Indeed, the popularity of slasher films is sure to be proven by the hordes anticipated to attend the Drafthouse’s compilation screening of film’s “100 Best Kills.” In the 120-minute gorefest, the website warns, “no man, woman, child or puppy is spared.”
“It’s about celebrating the most awesome, wonderful death scenes that cinema has to offer,” Prime said. “They’re our favorite or the most gruesome clips of head explosions, decapitations and outright murders that occur on film, running the gamut of early teens to the 21st century and spanning genres as well.”
Such concentrated gore, of course, can go from being horrifying to hilarious as jugular after jugular is burst. Camp is not a force to be ignored when it comes to October entertainment.
Jason Hall, general manager of The Moolah in St. Louis, a single-screen theater in a former Shriner’s Hall, said he doesn’t automatically reach for blood-soaked slasher films when it comes to planning his October schedule, nor is that what audiences want. In a fan poll on Facebook to determine which late-night Halloween films would be screened for free in the theater’s lounge, the 1993 Disney comedy Hocus Pocus and the 2004 zombie comedy Shaun of the Dead beat such standards as the original Dawn of the Dead and Army of Darkness.
“Nowadays a lot of people do look for camp come Halloween,” Hall said of the fans’ picks. “There are still traditionalists out there who want to see The Exorcist or Friday the 13th or Halloween or whatever, but I think a lot of folks do like the camp. “
Count John Woods, co-director of cinema at the Nitehawk Cinema in Brooklyn, among the traditionalists, calling The Exorcist “probably the best horror movie of all time.” He cited realistic special effects (“it almost looks like a documentary”) as well as the groundbreaking premise of the film as merits that place it firmly on top of his list.
“It was unique at that point,” he said of the 1973 film. “It has a little girl in it that gets possessed, which is something that at the time people hadn’t really seen, it’s got the whole good and evil thing going on, and there’s stuff in there that really pushes the envelope. The stuff that Regan says when she gets possessed is pretty off the charts.”
Mason Rader, the Nitehawk’s second cinema director, said that his favorite Halloween movie is 1922’s Nosferatu, a silent film that the theater will screen on Halloween with a live band playing with the story that he called “the original Frankenstein.” Old movies with a new twist, like this take on Nosferatu, can bring new meaning and memories to familiar stories, along with a community experience.
“It’s a reason to come to the movies,” he said. “It’s not the same as watching it at home on video with some kind of soundtrack, this becomes a total live experience with the band and audience participation and seeing these old, eerie silent movies on the big screen. It’s the way it should be seen and experienced.
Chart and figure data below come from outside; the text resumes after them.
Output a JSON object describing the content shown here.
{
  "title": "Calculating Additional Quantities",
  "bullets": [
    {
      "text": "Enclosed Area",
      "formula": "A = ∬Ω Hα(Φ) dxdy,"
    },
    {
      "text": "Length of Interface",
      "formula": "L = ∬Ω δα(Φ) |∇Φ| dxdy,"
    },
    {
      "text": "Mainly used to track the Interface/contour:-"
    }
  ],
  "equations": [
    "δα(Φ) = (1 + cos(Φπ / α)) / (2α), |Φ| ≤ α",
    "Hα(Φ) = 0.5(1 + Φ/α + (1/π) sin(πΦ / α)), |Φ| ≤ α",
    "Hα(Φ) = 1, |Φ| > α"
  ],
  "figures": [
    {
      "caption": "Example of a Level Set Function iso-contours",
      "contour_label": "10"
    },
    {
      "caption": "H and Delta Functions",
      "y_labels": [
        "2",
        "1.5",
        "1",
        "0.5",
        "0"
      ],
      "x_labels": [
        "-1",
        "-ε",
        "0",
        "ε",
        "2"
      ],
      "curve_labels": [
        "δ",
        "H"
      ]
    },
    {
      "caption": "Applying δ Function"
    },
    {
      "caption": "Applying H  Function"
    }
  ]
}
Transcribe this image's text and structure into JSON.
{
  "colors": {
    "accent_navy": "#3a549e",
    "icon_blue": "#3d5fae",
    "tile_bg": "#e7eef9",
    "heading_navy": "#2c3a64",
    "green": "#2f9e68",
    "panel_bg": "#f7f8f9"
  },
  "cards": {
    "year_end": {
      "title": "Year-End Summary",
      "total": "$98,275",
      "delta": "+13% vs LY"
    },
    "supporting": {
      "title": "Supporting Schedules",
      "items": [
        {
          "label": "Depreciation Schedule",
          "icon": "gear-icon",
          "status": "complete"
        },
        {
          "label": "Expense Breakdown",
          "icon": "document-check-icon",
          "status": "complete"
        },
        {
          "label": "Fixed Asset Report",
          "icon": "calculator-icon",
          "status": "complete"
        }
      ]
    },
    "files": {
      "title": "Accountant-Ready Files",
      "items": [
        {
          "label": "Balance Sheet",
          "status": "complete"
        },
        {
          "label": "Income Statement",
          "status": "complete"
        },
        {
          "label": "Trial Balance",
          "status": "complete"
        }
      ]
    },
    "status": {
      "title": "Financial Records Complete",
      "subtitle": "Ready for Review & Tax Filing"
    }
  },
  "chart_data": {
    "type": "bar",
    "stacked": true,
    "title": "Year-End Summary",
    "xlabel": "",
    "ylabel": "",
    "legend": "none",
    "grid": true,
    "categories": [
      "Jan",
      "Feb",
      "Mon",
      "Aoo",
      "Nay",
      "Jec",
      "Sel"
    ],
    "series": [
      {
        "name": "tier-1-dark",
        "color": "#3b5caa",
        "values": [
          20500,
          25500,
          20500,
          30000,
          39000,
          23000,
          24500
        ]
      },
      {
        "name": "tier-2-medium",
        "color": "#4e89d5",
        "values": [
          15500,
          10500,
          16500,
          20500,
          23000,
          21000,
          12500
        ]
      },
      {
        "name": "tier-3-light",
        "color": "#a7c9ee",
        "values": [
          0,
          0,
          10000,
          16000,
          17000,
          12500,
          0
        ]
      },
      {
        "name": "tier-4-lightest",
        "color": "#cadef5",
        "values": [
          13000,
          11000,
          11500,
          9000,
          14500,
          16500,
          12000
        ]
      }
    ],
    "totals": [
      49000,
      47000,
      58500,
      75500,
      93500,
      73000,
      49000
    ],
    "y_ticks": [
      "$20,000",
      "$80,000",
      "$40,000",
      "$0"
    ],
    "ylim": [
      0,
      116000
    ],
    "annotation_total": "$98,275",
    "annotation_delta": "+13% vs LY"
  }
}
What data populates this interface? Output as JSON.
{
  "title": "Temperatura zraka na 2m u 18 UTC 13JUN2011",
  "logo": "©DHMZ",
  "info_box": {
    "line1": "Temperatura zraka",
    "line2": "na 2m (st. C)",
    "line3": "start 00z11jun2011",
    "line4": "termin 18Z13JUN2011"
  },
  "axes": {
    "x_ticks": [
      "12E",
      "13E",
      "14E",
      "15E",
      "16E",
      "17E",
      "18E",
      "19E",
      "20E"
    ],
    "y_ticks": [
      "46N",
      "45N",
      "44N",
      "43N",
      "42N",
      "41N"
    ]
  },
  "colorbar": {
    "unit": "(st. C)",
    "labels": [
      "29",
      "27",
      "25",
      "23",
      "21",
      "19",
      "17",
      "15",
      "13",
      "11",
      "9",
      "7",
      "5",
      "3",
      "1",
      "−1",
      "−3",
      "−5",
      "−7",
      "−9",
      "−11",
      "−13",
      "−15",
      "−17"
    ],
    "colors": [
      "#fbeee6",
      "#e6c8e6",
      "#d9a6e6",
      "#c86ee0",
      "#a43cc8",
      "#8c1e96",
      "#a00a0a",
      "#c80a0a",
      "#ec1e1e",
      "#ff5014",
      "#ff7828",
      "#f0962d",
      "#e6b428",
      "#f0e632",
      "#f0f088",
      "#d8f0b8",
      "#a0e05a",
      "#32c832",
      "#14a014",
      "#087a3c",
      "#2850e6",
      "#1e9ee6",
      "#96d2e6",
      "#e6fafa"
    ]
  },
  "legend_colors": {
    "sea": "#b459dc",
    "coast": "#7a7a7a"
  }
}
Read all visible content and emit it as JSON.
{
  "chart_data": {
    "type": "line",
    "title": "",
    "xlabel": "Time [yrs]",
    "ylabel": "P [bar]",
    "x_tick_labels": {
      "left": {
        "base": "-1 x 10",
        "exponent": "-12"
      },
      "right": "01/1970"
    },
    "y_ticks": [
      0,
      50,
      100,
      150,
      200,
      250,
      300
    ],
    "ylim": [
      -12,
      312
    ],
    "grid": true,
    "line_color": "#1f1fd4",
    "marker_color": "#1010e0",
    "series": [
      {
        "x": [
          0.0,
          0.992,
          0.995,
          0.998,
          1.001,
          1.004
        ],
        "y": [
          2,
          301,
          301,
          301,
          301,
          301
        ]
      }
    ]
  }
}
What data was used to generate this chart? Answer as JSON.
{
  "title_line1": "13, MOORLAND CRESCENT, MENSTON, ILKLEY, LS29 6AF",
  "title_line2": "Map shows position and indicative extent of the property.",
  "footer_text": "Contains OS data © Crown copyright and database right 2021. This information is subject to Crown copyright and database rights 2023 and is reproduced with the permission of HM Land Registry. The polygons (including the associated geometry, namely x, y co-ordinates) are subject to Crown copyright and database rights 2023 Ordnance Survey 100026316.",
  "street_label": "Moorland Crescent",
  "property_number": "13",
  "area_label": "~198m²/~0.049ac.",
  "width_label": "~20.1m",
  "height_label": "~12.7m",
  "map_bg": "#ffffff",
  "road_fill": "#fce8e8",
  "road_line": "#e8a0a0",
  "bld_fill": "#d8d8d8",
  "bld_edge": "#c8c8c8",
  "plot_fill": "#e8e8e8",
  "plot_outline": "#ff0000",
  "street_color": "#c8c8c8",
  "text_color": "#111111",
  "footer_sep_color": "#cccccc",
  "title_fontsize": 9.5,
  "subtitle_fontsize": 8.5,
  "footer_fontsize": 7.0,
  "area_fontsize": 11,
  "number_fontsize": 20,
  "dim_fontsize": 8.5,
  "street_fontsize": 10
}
It genuinely becomes a very fun, eerie experience in a way that it never would be sitting at home watching it.”
That thrumming tension ricocheting between moviegoers in a packed late-night screening of a horror movie is what people seek out when they head to the movies on Oct. 31, Prime said. It’s the shared experience of fear and adrenaline that makes the day feel special, celebratory.
“It’s that horror that you can’t quite identify that draws people,” Prime said. “Cinemagoing audiences love to experience fear as an emotion. Fear, with the single exclusion of love, is what makes people feel alive, and what truly terrifies people is that sense of the unknown. It’s like in Halloween: you might know the killer’s name, but do you ever see his face other than that mask? A mystery that has kept its secret for so long is what drives an audience.
“And hey, let’s not avoid the fact that it’s just a pretty good film.”